Prioritize FDI + exports over hot money, says Maait

FinMin wants to cut reliance on hot money: Egypt needs to focus less on attracting portfolio flows and more on foreign direct investment and export growth, Finance Minister Mohamed Maait said on the sidelines of the Qatar Economic Forum this week, according to Bloomberg.

“The majority” of portfolio flows have left the country, Maait told Bloomberg TV earlier this week (watch, runtime: 10:02). “Now it’s the time for Egypt to concentrate more on the increase of exports and foreign direct investments rather than the carry trade.” Egypt has suffered three waves of outflows in the past four years, during the emerging-market crisis in 2018, the pandemic shock in 2020, and this year following Russia’s invasion of Ukraine, Maait said. “We have gotten used to [handling] with it.”

Maait isn’t the only minister to have flagged this in recent weeks: Planning Minister Hala El Said said last month that the government would look to prioritize FDI over hot money, which she said had put pressure on the exchange rate.

FDI is the new priority ⁠— and things are looking up after Gulf states pledged more than USD 22 bn in fresh investment and central bank deposits in a bid to support our economy through the global rough patch.

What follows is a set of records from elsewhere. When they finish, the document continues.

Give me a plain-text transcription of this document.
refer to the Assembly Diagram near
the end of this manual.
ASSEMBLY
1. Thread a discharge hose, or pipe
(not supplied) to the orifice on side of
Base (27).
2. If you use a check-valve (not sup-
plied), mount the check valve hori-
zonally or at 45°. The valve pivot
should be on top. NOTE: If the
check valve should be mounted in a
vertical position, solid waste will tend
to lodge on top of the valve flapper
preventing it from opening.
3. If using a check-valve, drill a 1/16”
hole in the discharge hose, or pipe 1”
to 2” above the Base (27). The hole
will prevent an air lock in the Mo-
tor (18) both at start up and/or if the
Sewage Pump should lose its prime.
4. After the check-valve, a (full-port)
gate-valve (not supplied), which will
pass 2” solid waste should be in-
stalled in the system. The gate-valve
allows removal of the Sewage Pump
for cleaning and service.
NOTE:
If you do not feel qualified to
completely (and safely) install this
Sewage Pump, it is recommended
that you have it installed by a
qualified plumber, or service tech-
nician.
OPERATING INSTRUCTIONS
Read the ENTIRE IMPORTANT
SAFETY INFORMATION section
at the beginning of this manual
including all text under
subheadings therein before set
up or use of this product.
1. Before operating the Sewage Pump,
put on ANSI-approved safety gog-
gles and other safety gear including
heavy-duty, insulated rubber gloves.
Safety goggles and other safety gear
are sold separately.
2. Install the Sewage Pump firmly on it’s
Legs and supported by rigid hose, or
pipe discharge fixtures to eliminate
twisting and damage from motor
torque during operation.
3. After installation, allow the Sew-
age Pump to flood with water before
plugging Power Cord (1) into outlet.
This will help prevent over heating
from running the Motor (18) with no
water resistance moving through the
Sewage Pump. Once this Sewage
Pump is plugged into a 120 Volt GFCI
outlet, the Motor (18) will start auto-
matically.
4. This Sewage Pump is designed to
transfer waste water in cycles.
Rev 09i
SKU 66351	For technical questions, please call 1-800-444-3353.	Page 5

We expect more where that came from as the government pushes ahead with plans to attract USD 40 bn in private investment by selling off state-owned assets over the next four years and increase exports to USD 100 bn a year within five years. This all comes after a disappointing 2021 for FDI, when inflows fell 12% despite much of the world rebounding from the covid shock the year before.

Fresh IMF assistance will likely come in the form of a new extended fund facility: Maait said talks with the IMF on a fresh loan program are now focused on a four-year extended fund facility (EFF). That’s the same kind of support the IMF gave us back in 2016 under a USD 12 bn, three-year program.

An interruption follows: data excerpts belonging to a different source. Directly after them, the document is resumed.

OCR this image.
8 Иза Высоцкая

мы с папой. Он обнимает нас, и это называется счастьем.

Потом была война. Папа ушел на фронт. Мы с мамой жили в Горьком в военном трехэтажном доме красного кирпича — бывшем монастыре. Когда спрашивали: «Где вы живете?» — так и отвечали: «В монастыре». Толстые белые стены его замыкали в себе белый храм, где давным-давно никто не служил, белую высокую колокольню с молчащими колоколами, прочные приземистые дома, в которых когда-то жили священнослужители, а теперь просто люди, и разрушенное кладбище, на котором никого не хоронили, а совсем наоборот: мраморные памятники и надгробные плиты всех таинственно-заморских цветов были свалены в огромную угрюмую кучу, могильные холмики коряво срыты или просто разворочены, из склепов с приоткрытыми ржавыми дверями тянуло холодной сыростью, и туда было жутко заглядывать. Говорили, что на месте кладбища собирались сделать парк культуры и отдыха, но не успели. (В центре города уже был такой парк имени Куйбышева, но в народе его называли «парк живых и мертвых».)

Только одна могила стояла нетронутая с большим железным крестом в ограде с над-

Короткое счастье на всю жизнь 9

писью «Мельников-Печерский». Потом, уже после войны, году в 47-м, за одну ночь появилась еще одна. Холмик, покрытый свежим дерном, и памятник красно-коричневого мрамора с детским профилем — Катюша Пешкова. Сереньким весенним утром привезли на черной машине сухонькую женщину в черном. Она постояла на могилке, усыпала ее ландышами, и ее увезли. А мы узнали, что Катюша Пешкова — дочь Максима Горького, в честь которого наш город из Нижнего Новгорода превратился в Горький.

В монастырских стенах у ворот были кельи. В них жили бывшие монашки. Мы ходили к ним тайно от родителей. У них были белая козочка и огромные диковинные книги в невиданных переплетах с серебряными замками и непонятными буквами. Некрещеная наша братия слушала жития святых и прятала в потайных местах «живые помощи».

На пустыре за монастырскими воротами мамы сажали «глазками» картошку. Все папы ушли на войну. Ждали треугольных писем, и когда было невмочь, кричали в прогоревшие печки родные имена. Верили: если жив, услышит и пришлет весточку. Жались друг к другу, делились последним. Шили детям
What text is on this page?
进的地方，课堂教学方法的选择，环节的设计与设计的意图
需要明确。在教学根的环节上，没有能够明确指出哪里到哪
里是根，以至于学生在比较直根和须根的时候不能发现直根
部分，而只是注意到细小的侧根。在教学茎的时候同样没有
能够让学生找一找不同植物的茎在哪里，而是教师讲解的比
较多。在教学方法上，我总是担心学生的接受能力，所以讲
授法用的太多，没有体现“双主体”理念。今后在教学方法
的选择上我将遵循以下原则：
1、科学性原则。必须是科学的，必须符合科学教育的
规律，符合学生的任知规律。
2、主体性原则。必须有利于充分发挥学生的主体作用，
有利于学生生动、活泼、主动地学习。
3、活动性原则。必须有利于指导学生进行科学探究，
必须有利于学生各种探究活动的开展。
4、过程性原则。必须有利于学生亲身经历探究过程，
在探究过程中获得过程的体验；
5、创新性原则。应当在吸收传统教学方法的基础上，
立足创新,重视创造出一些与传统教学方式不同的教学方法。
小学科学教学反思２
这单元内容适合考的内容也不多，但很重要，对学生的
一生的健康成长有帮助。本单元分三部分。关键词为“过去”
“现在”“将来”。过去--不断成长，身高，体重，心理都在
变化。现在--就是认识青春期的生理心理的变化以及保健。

But don’t rule out other forms of support: Also still on the table is another SBA, or a policy coordination agreement (PCI), Maait said.

Background: We’ve been in talks with the Fund for several months on a new assistance program to help us mitigate the fiscal strain and balance of payments pressure caused by spillover effects from the war in Ukraine. PM Moustafa Madbouly said last month he hopes Egypt finalizes the program with the IMF “within two months”. CBE governor Tarek Amer has said we will only receive “limited” funding this time around due to already exceeding our quota.

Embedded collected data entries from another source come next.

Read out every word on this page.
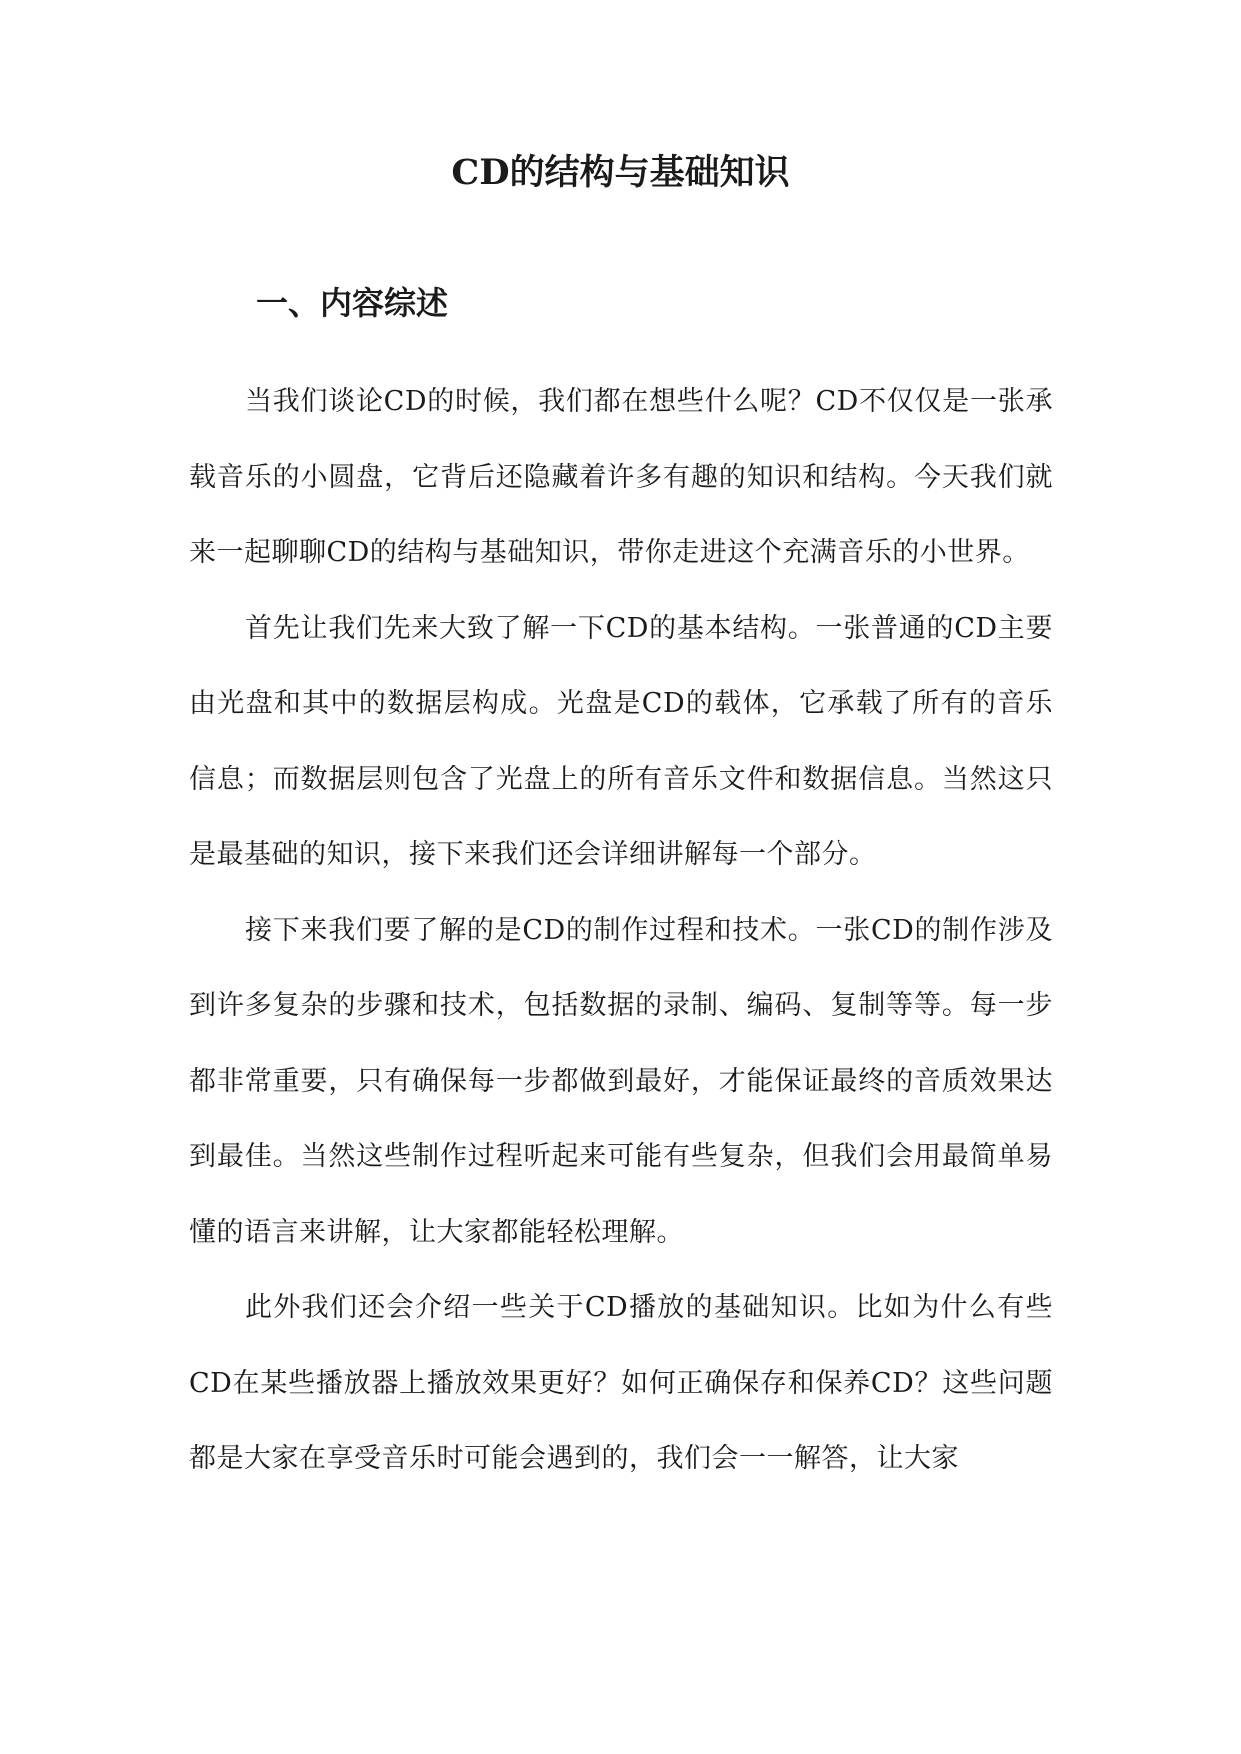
CD的结构与基础知识
一、内容综述

当我们谈论CD的时候，我们都在想些什么呢？CD不仅仅是一张承载音乐的小圆盘，它背后还隐藏着许多有趣的知识和结构。今天我们就来一起聊聊CD的结构与基础知识，带你走进这个充满音乐的小世界。

首先让我们先来大致了解一下CD的基本结构。一张普通的CD主要由光盘和其中的数据层构成。光盘是CD的载体，它承载了所有的音乐信息；而数据层则包含了光盘上的所有音乐文件和数据信息。当然这只是最基础的知识，接下来我们还会详细讲解每一个部分。

接下来我们要了解的是CD的制作过程和技术。一张CD的制作涉及到许多复杂的步骤和技术，包括数据的录制、编码、复制等等。每一步都非常重要，只有确保每一步都做到最好，才能保证最终的音质效果达到最佳。当然这些制作过程听起来可能有些复杂，但我们会用最简单易懂的语言来讲解，让大家都能轻松理解。

此外我们还会介绍一些关于CD播放的基础知识。比如为什么有些CD在某些播放器上播放效果更好？如何正确保存和保养CD？这些问题都是大家在享受音乐时可能会遇到的，我们会一一解答，让大家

Maait moves on a double taxation treaty with Qatar: Maait and his Qatari counterpart Ali bin Ahmed Al Kuwari signed an MoU agreeing to work on a treaty to prevent double taxation between their two countries, according to a Finance Ministry statement. Doha has pledged bns of USD along with the KSA and the UAE to help us overcome the repercussions of the global crisis triggered by the war in Ukraine, as last decade’s rift between Qatar and some of its neighbors in the region fades into memory. Trade and Industry Minister Nevine Gamea just this week invited Qatari companies to visit Egypt to discuss potential investments after reviving a joint business council suspended since 2014.